Lo mismo se aplica a Oriente Próximo. Si Obama y Trump coincidían en la necesidad de romper con las políticas intervencionistas que habían derivado en los desastres de Irak y Afganistán, Trump y Biden han impulsado en la región una política basada en ignorar la cuestión palestina y favorecer un acercamiento entre sus dos grandes aliados allí, Arabia Saudí e Israel, con vistas a que garantizaran juntos la seguridad de la zona y se liberaran así recursos estadounidenses que serían más rentables en Asia-Pacífico.
Las bases teóricas del giro parecían sólidas hasta hace no tanto: hace unas semanas el consejero de Seguridad Nacional del presidente Biden se felicitaba porque Oriente Próximo “no había estado tan tranquilo desde hacía dos décadas”. Es fácil reírse hoy de esas palabras, pero lo cierto es que muchos expertos las compartían después de que no hubiera habido grandes estallidos de violencia entre los palestinos cuando Trump reconoció la soberanía israelí sobre Jerusalén o cuando Netanyahu estableció relaciones con varios países musulmanes. El ataque de Hamás demostró que no era cierto.
Lo mismo se puede aplicar a Rusia. La Estrategia de Seguridad Nacional publicada por el Gobierno de Biden meses antes de la invasión de Ucrania ni siquiera mencionaba a ese país. Decía que China era “el único competidor con capacidad para lanzar un desafío al sistema internacional” mientras que Rusia sólo podía “jugar un papel disruptivo”. La observación era cierta, como ha demostrado el tropiezo del Kremlin en Ucrania, pero: ¿también lo eran las supuestas implicaciones para la política exterior de EEUU?
EEUU tenía razón en lo fundamental. El Estado palestino cada vez importaba menos a los gobiernos árabes y Rusia podía dar un golpe en la mesa o intentar meter cizaña en la política estadounidense, pero el rival verdadero era China. Sin embargo, la idea de que Washington podía ignorar la agresividad nacionalista de Putin o el descontento palestino en Gaza y centrarse en contener a China era un error. Las viejas guerras tienen sus modos de no caer en el olvido.
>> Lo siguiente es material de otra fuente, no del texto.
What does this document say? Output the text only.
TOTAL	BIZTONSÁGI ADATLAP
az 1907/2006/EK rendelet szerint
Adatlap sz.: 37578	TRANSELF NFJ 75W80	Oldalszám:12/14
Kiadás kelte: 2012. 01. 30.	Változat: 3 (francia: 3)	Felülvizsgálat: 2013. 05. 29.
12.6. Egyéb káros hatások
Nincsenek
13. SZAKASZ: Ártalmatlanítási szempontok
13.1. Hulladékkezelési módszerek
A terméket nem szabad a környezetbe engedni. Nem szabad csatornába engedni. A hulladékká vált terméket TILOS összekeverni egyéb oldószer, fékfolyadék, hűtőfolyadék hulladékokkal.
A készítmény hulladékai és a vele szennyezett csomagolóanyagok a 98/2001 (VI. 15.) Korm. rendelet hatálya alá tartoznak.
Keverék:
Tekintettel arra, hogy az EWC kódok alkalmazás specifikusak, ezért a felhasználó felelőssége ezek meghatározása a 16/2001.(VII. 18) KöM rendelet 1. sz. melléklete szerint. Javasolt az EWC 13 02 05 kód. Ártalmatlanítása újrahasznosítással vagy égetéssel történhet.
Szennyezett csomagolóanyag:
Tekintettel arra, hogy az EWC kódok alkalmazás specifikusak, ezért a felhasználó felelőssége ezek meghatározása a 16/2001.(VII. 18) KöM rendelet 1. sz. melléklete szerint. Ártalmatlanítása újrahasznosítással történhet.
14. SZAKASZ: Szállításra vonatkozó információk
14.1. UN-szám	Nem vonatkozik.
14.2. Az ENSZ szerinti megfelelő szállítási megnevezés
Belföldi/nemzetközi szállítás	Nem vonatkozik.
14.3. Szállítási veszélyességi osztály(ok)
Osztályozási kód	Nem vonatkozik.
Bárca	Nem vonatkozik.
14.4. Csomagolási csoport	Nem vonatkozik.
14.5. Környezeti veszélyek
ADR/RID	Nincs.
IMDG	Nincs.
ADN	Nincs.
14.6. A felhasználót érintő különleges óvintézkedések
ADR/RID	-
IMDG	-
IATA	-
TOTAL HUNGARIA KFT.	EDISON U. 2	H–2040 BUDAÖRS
La invasión rusa de Ucrania ha fracasado en todos sus objetivos, menos en el de llamar la atención de Occidente y obligar a EEUU a dedicar unos recursos militares y económicos que preferiría haber desplegado en Asia. El estallido en Gaza supone algo parecido, pero además aleja temporalmente el escenario favorito de Washington para desengancharse de la región: un acuerdo de normalización de relaciones entre sus aliados de Israel y Arabia Saudí.
Los dos grandes conflictos de la segunda mitad del siglo XX, Rusia y Oriente Próximo, han vuelto de golpe a la primera página de la agenda estadounidense, muy a pesar del gobierno estadounidense. El giro asiático, que ya ha cumplido 12 años como una idea que parece razonable y acertada, tendrá que seguir esperando a completarse. La realidad internacional es tozuda y a veces marca su propio camino.